The Anthropologist is a 2015 American documentary film directed by Seth Kramer, Daniel A. Miller, and Jeremy Newberger of Ironbound Films. The film follows environmental anthropologist Susie Crate and her teenage daughter Katie as they visit indigenous communities threatened by climate change. Featuring commentary from Mary Catherine Bateson, daughter of famed anthropologist Margaret Mead, the film explores how human beings adapt to catastrophic change.

==Synopsis==
The Anthropologist tells the parallel stories of Margaret Mead, who in the twentieth century popularized cultural anthropology around the world, and Susie Crate, an environmental anthropologist currently studying the impact of climate change.

Mead and Crate’s daughters are the film’s storytellers. Mead’s daughter is Mary Catherine Bateson, a 76-year-old cultural anthropologist.
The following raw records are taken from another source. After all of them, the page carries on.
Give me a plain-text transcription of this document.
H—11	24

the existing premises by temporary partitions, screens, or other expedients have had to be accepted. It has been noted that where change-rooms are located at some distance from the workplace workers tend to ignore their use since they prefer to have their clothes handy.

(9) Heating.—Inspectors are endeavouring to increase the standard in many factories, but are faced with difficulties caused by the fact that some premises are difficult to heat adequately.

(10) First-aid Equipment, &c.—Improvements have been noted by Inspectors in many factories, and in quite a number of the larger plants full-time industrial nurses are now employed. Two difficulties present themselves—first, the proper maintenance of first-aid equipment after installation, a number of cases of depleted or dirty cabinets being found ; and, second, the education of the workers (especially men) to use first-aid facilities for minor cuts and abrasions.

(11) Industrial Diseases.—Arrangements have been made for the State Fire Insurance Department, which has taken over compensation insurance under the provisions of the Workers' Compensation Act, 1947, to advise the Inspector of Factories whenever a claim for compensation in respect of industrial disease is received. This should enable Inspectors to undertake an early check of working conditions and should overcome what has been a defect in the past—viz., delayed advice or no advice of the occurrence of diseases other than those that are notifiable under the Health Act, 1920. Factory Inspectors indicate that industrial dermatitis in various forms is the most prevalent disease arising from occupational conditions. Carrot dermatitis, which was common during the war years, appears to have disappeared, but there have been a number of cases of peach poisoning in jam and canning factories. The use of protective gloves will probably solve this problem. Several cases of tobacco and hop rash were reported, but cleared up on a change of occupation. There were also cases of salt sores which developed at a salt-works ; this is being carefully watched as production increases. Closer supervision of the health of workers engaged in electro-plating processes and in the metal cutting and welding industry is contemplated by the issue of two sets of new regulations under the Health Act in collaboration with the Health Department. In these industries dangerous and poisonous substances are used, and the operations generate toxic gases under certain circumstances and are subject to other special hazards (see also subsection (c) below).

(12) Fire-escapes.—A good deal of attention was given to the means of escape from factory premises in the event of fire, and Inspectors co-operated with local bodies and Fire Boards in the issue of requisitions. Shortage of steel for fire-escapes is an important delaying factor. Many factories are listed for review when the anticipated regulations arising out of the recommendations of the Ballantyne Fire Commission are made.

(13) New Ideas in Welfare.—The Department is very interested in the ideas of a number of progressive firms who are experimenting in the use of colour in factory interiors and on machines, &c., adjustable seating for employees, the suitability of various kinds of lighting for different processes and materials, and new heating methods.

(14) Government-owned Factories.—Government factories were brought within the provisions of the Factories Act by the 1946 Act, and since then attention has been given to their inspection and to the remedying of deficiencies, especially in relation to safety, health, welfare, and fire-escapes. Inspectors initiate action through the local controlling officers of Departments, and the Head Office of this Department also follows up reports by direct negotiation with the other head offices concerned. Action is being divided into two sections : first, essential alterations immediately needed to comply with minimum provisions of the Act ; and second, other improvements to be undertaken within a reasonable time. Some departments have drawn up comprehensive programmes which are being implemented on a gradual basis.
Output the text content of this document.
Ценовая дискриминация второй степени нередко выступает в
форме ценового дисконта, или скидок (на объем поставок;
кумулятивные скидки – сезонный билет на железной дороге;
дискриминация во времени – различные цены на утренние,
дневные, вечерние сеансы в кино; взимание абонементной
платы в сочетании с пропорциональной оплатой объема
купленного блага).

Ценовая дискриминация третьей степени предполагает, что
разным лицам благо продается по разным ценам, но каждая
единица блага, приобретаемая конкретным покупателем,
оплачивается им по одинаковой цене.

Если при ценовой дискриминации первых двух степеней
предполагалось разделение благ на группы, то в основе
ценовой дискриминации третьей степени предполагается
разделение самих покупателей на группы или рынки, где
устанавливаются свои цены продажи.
Crate’s daughter is Katie Yegorov-Crate, a teenager who begrudgingly travels with her mother. During the film, shot over the course of five years, Katie ages from 13 to 18.

The film weaves together accounts of humanity’s struggle with change, whether environmental, societal, or individual. Susie and Katie travel to Siberia, the South Pacific, the Andes, and the Virginia coast of the Chesapeake Bay. As a result of global warming, the communities they visit are forced to rethink how they live and whether it makes sense to move.

Mary Catherine Bateson talks about how her mother Margaret Mead also studied people facing unprecedented change, but that resulting from modernity, globalization, and war. Mary Catherine’s insights on how those communities adapted provide context for what Susie and Katie discover.

Katie also faces change in her own life. In Siberia, where Susie met Katie’s father while doing research, Katie’s family confronts the prospect of relocating from land it has occupied for centuries. At first hostile towards accompanying her mother on expeditions, Katie appreciates learning of similar struggles among other peoples of the world. Katie begins to learn the value and tools of her mother’s trade.

==Reception==
The Anthropologist is a follow-up to Kramer, Miller, and Newberger’s The Linguists, which premiered at the 2008 Sundance Film Festival, aired on PBS, and was nominated for an Emmy Award in 2010. Both films were funded by the National Science Foundation (NSF). On April 7, 2014, when Representative Lamar Smith (R-Texas), a climate change denier, learned that NSF had funded The Anthropologist, he demanded “every e-mail, letter, memorandum, record, note [and] text message” regarding the project.

The Anthropologist world premiered at DOC NYC on November 13, 2015, to positive reviews. Called “the new guard of enviro-docs” by Realscreen, it was ranked by Indiewire among the top ten films of the festival. “A fresh look at the world (and applications) of anthropology,” Indiewire wrote, “‘The Anthropologist’ combines a uniquely human story with a new take on how to use an ever-evolving science.”

The Anthropologist was invited to screen at the UN Climate Change Conference COP21 in Paris on December 7, 2015, followed by a debate at UNESCO Headquarters. On February 18, 2016, more than 25 universities and theaters simultaneously screened the film for World Anthropology Day.